While I am the founder and chief executive of a firm that specializes in actively managed ETFs, I rarely become involved in an active versus passive debate. Although generally speaking, both alpha and beta can coexist nicely within an investment portfolio, rather more often than not, that focus tends to center on the structural debate of a mutual fund versus an ETF.
While not perfect, ETFs carry far more advantages than disadvantages, and whether an advisor is seeking beta or alpha, an ETF has been shown to be a better delivery vehicle. However, ETFs still represent an important area for the active versus passive debate. One apt approach simply summarizes such consideration: Alpha is hard to produce, but not hard to find. For advisors evaluating the factors that most differentiate beta and alpha, they may ultimately view it as one side places a bet on an asset class and another group places a bet on a portfolio manager.
Every year, when different research firms release findings that indicate a substantial number of active portfolio managers are underperforming benchmark indexes, some individuals use such reasoning to demonstrate why that underperformance, coupled with managers' fees, makes the search for active managers useless. Another viewpoint illustrates the difficulty of active portfolio management, especially over the long-term, which in turn helps measure the worth of investing with the best managers.

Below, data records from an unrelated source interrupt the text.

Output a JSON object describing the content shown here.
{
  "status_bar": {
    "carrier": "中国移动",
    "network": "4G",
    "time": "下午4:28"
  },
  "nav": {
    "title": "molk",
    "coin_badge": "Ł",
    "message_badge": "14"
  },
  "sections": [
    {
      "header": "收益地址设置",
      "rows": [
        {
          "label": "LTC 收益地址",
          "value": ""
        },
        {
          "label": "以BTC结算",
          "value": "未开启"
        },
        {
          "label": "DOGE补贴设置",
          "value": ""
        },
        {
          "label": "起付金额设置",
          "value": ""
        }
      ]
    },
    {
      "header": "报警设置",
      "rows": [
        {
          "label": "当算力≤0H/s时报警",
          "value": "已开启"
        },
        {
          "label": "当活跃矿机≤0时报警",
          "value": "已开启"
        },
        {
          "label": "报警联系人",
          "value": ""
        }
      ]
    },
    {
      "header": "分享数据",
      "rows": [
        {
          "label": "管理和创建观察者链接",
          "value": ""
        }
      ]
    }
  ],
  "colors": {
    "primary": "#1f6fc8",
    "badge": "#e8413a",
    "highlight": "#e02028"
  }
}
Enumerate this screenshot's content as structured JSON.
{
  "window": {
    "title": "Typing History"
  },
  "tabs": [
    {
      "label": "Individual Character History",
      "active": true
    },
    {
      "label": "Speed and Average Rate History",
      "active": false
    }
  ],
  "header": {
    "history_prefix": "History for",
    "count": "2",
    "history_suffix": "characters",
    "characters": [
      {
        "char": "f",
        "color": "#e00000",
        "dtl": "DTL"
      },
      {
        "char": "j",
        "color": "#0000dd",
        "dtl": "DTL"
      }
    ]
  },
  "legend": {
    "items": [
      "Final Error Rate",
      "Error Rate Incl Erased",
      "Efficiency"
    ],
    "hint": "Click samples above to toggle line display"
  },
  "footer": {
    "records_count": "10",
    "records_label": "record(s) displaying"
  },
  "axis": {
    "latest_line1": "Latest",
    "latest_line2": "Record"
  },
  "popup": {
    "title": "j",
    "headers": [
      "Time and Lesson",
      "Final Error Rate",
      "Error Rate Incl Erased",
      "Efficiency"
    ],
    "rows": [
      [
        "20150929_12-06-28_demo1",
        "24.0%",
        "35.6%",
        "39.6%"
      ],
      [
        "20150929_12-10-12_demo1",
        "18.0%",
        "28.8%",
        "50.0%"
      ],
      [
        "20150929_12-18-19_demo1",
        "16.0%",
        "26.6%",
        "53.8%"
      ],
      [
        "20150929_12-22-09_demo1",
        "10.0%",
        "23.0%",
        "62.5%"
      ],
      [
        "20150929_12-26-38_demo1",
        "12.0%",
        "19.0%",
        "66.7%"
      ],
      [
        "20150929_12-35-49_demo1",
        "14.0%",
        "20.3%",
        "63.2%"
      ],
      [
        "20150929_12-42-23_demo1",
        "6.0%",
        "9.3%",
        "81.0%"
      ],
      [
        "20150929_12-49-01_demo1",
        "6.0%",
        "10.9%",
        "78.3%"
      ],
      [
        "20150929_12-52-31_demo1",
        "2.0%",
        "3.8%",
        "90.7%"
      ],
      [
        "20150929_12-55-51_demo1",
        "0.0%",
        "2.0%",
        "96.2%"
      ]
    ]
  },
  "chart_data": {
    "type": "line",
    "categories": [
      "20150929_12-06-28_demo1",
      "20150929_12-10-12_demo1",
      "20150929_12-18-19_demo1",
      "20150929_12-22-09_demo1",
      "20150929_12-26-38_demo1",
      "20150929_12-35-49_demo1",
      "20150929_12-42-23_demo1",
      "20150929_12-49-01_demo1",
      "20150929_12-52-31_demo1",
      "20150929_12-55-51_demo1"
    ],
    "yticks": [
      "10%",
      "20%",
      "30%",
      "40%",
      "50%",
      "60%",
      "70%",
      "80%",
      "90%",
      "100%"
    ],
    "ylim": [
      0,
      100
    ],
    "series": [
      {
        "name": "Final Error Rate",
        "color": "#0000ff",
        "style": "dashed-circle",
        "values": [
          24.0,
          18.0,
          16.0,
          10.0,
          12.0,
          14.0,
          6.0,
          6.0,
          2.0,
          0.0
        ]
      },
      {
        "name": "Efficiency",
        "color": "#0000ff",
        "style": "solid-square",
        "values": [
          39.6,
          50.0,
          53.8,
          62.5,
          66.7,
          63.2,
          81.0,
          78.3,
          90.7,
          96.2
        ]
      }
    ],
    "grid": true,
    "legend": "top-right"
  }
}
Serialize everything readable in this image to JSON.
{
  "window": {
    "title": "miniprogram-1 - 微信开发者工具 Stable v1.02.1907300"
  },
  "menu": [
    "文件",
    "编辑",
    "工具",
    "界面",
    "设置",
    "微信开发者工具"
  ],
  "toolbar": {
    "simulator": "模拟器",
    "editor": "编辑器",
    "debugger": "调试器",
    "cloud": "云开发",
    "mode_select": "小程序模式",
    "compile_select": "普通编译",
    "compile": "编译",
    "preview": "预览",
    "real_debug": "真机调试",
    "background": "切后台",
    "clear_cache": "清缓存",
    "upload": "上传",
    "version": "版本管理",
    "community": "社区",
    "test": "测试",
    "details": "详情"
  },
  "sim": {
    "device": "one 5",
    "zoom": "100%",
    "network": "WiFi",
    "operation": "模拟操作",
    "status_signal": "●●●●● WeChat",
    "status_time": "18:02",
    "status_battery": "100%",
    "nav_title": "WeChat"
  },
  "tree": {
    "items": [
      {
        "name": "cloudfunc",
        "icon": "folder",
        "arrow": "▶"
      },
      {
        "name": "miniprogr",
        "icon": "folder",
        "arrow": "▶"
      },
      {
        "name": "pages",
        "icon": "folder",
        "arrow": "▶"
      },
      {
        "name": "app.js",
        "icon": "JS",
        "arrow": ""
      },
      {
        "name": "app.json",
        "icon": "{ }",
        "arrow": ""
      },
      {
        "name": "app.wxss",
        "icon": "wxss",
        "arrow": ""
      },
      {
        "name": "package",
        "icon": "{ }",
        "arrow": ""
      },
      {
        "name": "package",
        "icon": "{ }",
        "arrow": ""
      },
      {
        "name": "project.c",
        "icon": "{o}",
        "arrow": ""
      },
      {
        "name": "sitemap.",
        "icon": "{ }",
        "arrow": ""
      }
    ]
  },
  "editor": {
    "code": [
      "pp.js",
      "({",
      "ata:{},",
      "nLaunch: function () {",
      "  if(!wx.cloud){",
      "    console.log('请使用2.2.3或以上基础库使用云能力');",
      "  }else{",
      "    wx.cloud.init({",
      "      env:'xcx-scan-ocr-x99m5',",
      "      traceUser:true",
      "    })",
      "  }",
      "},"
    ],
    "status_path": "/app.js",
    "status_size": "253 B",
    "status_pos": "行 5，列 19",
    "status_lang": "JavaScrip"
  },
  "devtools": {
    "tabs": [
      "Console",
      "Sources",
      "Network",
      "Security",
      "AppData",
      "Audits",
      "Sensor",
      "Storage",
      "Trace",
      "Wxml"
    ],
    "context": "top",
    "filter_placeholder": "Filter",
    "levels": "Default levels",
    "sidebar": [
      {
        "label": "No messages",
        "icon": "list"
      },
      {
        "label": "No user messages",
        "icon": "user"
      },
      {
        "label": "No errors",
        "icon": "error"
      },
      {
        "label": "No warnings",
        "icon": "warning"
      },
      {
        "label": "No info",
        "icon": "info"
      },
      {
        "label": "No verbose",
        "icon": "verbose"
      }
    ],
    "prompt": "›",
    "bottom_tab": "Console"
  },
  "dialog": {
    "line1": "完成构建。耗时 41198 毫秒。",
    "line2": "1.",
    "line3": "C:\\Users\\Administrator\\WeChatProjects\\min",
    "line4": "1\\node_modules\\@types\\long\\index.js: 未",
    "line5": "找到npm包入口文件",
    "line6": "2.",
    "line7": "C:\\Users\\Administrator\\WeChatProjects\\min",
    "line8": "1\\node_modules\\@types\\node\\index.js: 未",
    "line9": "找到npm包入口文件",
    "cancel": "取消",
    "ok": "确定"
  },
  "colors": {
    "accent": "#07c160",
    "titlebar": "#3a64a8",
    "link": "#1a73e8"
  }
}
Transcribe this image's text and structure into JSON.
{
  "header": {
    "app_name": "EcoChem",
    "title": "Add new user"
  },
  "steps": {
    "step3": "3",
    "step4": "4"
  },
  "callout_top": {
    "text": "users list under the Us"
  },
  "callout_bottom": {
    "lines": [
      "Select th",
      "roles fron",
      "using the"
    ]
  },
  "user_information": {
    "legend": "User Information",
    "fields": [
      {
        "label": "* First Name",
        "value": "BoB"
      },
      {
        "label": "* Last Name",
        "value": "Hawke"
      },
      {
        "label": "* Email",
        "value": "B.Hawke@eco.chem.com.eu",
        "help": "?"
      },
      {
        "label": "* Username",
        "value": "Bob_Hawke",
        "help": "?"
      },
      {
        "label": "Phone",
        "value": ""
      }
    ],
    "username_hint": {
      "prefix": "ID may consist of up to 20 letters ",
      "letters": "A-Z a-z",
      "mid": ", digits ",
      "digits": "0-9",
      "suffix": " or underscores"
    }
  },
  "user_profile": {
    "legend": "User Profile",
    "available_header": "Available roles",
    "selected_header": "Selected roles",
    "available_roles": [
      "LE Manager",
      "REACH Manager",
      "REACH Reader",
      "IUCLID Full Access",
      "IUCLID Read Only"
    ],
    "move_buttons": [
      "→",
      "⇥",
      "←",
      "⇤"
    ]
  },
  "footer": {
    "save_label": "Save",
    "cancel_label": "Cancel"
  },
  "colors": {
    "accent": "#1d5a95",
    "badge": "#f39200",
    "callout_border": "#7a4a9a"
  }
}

The great aspect of evaluating portfolio managers is that locating the best performers remains an easy task. Thanks to firms such as Morningstar, a simple search can display which active managers have outperformed the S&P 500 and other notable benchmark indexes. Through the end of May 2016, 132 active funds outperformed the S&P 500 over the last 20 years — and that was only in Morningstar's Large-Cap Equity category. Finding top-performing managers is not a difficult undertaking.